Quality vendors know the region, the farm, and often the family. "Indonesian" is not sourcing transparency. "Harvested in the Kapuas Hulu regency of West Kalimantan by the family we've worked with since 2019" is.

03

Freshness & harvest date

Kratom is a dried botanical. Alkaloid content degrades gradually over time, especially with light and heat exposure. A fresh batch, stored sealed and cool, will outperform a year-old pouch every time. Look for vendors who date their batches.

04

Milling & cleanliness

Fine, uniform powder means the leaf was properly dried and milled. Stem and vein content should be minimal. Color should be consistent within the vein type.
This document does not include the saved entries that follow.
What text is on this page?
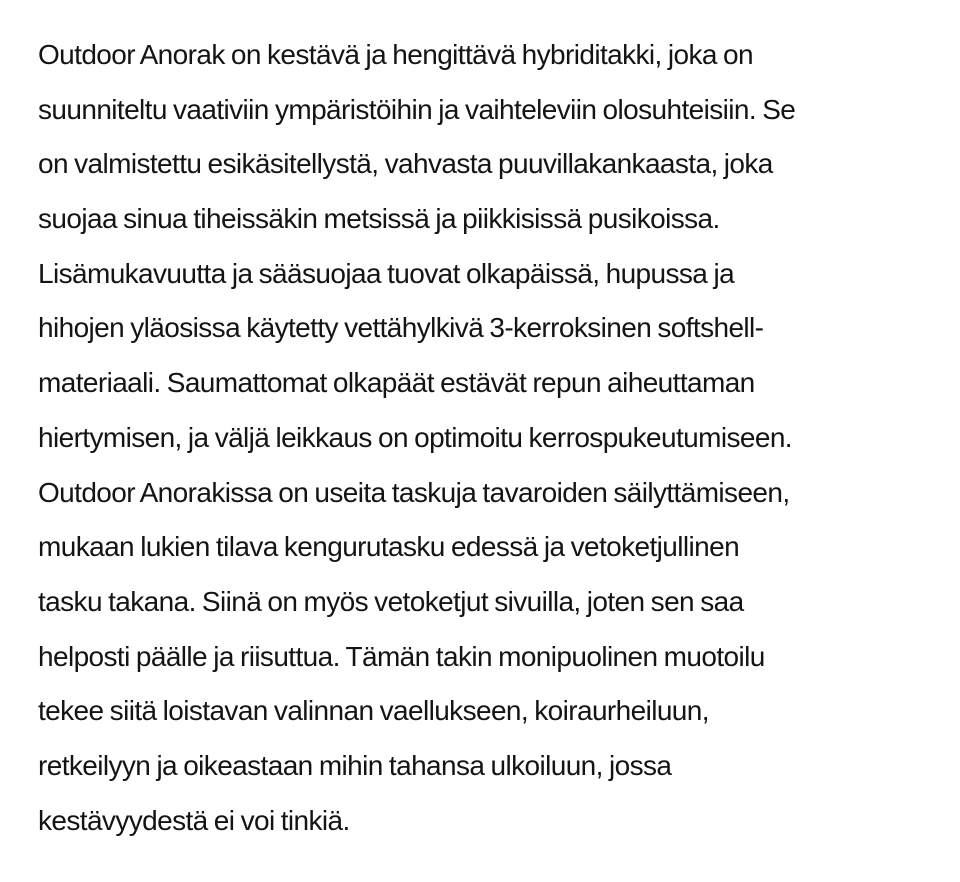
Outdoor Anorak on kestävä ja hengittävä hybriditakki, joka on
suunniteltu vaativiin ympäristöihin ja vaihteleviin olosuhteisiin. Se
on valmistettu esikäsitellystä, vahvasta puuvillakankaasta, joka
suojaa sinua tiheissäkin metsissä ja piikkisissä pusikoissa.
Lisämukavuutta ja sääsuojaa tuovat olkapäissä, hupussa ja
hihojen yläosissa käytetty vettähylkivä 3-kerroksinen softshell-
materiaali. Saumattomat olkapäät estävät repun aiheuttaman
hiertymisen, ja väljä leikkaus on optimoitu kerrospukeutumiseen.
Outdoor Anorakissa on useita taskuja tavaroiden säilyttämiseen,
mukaan lukien tilava kengurutasku edessä ja vetoketjullinen
tasku takana. Siinä on myös vetoketjut sivuilla, joten sen saa
helposti päälle ja riisuttua. Tämän takin monipuolinen muotoilu
tekee siitä loistavan valinnan vaellukseen, koiraurheiluun,
retkeilyyn ja oikeastaan mihin tahansa ulkoiluun, jossa
kestävyydestä ei voi tinkiä.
Clumping, gritty textures, or off smells are warning signs.

05

Packaging

Quality leaf ships in sealed, opaque, moisture-barrier pouches with a clear batch number and a matching COA. Clear bags, missing labels, or unsealed packaging all shorten the product's useful life.

06

AKA GMP qualification

The American Kratom Association's Good Manufacturing Practices Standards Program audits vendors against some of the strictest manufacturing requirements in the industry. Participation is voluntary, and qualified vendors represent a small fraction of the market. It is one credential worth checking for, alongside independent ISO 17025 lab testing on every batch.

Key Terms

Glossary. Plain English.

The terms you will see on COAs, strain pages, and third-party forums.

Mitragyna speciosa
The Latin (binomial) name for the kratom tree. A member of the Rubiaceae family.
Alkaloid
A naturally occurring nitrogen-containing plant compound. Kratom contains more than 40 documented alkaloids.
Mitragynine
The most abundant alkaloid in kratom leaf. Typically 60 to 70 percent of total alkaloid content.
7-Hydroxymitragynine
A trace alkaloid, typically present at less than 2 percent of total alkaloids. Often abbreviated 7-OH.
Vein color
Describes the central leaf vein at harvest: white, green, or red. Yellow and gold describe drying or fermentation methods.
Strain
A combination of region, vein color, and processing method. Red Bali, Green Hulu, and White Maeng Da are all strain names.
COA
Certificate of Analysis. The third-party lab report documenting a batch's alkaloid, heavy-metal, and microbial results.
ISO 17025
The international accreditation standard for testing and calibration laboratories. The minimum credential for a credible COA.
AKA GMP
The American Kratom Association's Good Manufacturing Practices Standards Program. A voluntary audit of vendor manufacturing quality.
Kilo / split-kilo
A kilo (1000 g) is the standard wholesale unit. A split-kilo is a kilo divided across four strains of your choice at kilo pricing.